The U.S. does not merely wield its influence in Somalia from the ground. From a base in nearby Djibouti, the Obama administration continues to wage its drone war in the Middle East and the Horn of Africa. Wired reports that the Djibouti base has also been the launching pad for Special Forces operations in the region. The U.S. has other bases in the area too, including spots in Ethiopia, Kenya, and, yes, Somalia. According to Omar Jamal, a diplomat working for the U.N. mission in Somalia, those who help the Somali government in its fight against Al Shabab "are given a license to completely ignore any local or international law."
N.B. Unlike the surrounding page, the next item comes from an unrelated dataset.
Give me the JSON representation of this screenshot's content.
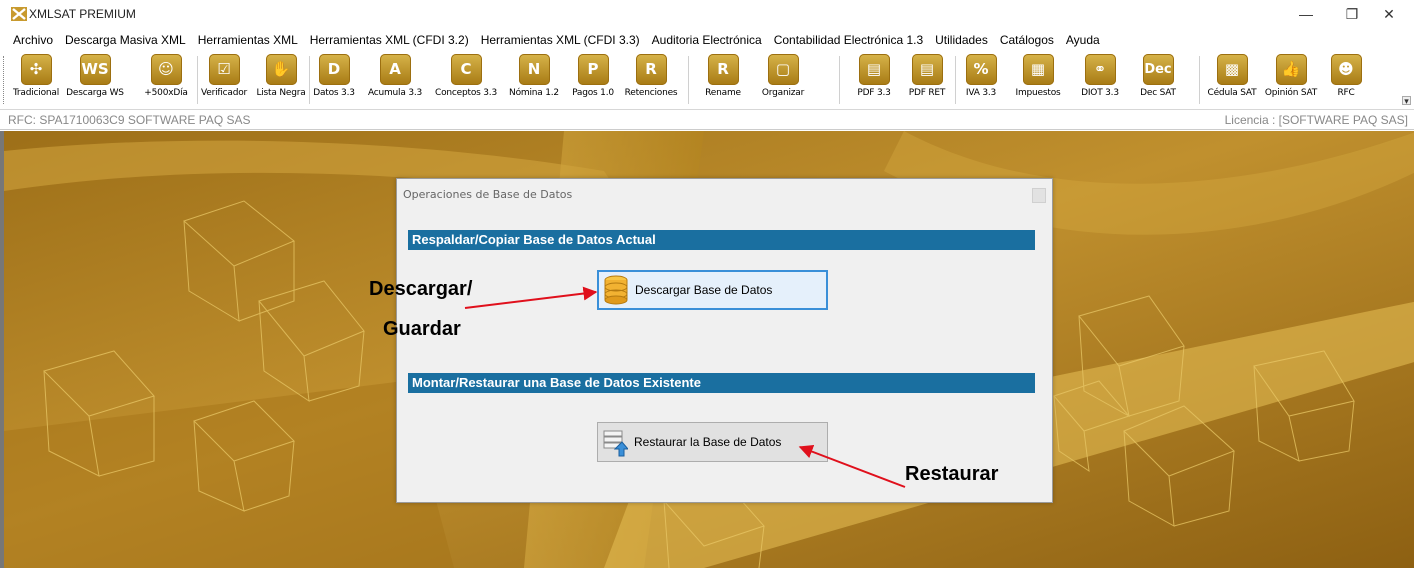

In September 2012 American trained-Kenyan troops launched a raid on the port town of Kismayo, an Al Shabab stronghold. The BBC's Martin Plaut reports that residents saw American and European soldiers lead the attack, though a Kenyan military spokesman and U.S. Africa Command both denied that the U.S. was directly involved in the operation. There are also credible reports that U.S. drones have killed two people in the country.
Yet despite having been involved in counterterrorism efforts in Somalia from both the air and the ground, the U.S. has failed to stop Al Shabab activities within Somalia and abroad, from a 2010 attack in the Ugandan capital of Kampala to the recent tragic mass killing in Nairobi.
Last October Johnnie Carson, America's assistant secretary of state for African affairs, said that "Somalia is a good news story for the region, for the international community, but most especially for the people of Somalia itself." The events in Nairobi are the latest example of how wrong Carson was.